As a small, solo practice, you've met Meaningful Use standards and figured out a way to not be hampered by technology it seems, what's the secret sauce?

I'm very protective of my time and my mental energy in dealing with something. I see between 25 and 40 patients per day, depending on the day and how things are going. …I'm very protective of my time and I don’t tend to kind of go along with whatever …

We educate patients to follow a certain procedure and do things in certain way, so we can maintain efficiency in order to take care of them ... My time is what generates revenue that keeps going.

For me, anything we've done, I've always looked at how can we make this efficient? How can we make it so I don't have to do everything myself. Doctors sometimes have trouble releasing that control. I have no reason to micromanage things. My staff knows what they're supposed to do and they know behind the scenes, I'm watching. That's a management issue, work with people you trust, train them to do things you need them to do, and make your life more efficient. Get the work you have to get done in order to get paid.  
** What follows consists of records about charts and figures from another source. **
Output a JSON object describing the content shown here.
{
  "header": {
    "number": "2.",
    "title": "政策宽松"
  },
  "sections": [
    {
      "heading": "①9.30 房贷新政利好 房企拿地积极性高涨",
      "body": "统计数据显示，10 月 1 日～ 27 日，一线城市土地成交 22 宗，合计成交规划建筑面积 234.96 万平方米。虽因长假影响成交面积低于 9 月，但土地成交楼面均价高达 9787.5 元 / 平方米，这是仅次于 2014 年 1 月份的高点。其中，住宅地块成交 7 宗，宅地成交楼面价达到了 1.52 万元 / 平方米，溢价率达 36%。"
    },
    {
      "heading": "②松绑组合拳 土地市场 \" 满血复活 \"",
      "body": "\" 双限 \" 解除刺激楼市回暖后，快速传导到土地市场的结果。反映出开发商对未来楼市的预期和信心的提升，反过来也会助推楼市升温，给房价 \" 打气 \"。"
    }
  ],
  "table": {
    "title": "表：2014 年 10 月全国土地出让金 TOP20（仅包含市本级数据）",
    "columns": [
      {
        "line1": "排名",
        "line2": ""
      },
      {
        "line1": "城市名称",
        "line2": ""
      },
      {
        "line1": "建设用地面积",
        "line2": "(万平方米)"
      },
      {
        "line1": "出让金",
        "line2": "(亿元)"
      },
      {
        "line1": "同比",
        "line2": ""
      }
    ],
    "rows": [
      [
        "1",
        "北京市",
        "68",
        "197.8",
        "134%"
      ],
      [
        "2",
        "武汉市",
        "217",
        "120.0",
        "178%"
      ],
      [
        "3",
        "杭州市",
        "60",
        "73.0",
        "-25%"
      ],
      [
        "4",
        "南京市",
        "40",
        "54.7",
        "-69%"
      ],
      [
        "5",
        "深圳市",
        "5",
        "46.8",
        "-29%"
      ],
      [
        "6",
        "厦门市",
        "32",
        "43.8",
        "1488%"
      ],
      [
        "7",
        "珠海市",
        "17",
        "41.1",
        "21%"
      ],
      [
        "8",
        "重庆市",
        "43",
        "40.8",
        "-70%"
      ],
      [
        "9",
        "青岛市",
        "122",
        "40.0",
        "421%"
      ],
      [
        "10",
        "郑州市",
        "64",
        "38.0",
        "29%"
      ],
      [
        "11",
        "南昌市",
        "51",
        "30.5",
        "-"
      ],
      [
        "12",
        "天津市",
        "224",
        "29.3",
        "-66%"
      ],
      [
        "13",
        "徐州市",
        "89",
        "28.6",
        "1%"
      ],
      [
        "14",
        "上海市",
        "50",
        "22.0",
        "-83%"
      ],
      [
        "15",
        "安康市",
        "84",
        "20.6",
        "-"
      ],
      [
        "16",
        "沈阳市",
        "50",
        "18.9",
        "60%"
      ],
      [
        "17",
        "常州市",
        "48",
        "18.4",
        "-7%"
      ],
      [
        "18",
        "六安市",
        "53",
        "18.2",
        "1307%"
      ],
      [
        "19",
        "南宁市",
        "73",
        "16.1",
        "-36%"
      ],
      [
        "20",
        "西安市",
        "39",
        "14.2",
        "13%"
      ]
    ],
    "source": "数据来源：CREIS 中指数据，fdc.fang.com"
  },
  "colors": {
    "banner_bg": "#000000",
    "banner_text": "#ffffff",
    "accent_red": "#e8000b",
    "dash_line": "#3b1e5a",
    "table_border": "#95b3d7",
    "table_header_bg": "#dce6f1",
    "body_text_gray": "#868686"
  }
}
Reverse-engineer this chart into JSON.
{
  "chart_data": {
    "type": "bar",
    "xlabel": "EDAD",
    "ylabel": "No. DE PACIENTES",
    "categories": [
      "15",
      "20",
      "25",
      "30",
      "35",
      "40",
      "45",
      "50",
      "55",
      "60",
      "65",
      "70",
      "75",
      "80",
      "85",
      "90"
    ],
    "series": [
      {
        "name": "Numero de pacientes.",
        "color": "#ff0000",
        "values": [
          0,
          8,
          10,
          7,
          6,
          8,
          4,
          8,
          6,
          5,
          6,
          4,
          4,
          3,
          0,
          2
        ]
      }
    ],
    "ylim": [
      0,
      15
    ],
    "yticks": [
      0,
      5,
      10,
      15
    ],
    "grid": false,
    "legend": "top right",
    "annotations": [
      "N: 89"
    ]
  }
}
How do you keep hope alive with all that's going on in medicine, what's your advice to others?

I have only been practicing for four years, so maybe the reason I'm hopeful is I'm not burned out and jaded yet. But to me, the way you maintain – particularly in medicine –hope … a lot of it is to talk about your motivation for being a doctor and what you do on a daily basis. Medicine is service first of all … service is very important. Relationships you have with other people are important to your own mental health and to their mental health.

Where [doctors] run into trouble is when they forget to remember that if you keep the patients' interest as your guiding principle, the decisions are easy. You can't take shortcuts. Whatever the patient needs, whatever needs to be done, you'll try to do to the best of your ability. I think that keeps you from being burned out because you're rewarded by the service you give every day. That keeps you from being emotionally and mentally burned out.

As far as surviving the economics [of medicine], it's important for doctors to advocate for their own benefit. Think about what's important to survive. No one wants to hear about the poor little doctor who only made $190,000 last year. A certain amount of humility and gratitude for the life we're privileged to lead is important to maintain perspective. But a lot of times people get themselves into bad situations and can't figure a way out.

Quite honestly, in the next year or two, I will likely sell my practice. Not because I'm selling out … but without some stronger institutional support, I know I can't carry the burden of entire community's healthcare on my shoulders. The decision to move forward to sell or not sell … it's not because of me. It's not because I want to make more money. It's because the people I take care of deserve better than what I can do myself. It's hard. I feel sorry for the people who are so embittered and resentful to the way things are now. It's a hard job, but at the same time no one will feel sorry for you if you didn't make $250,000 or half a million. Suck it up and be grateful you have a job where you can make a positive difference in someone's life every day.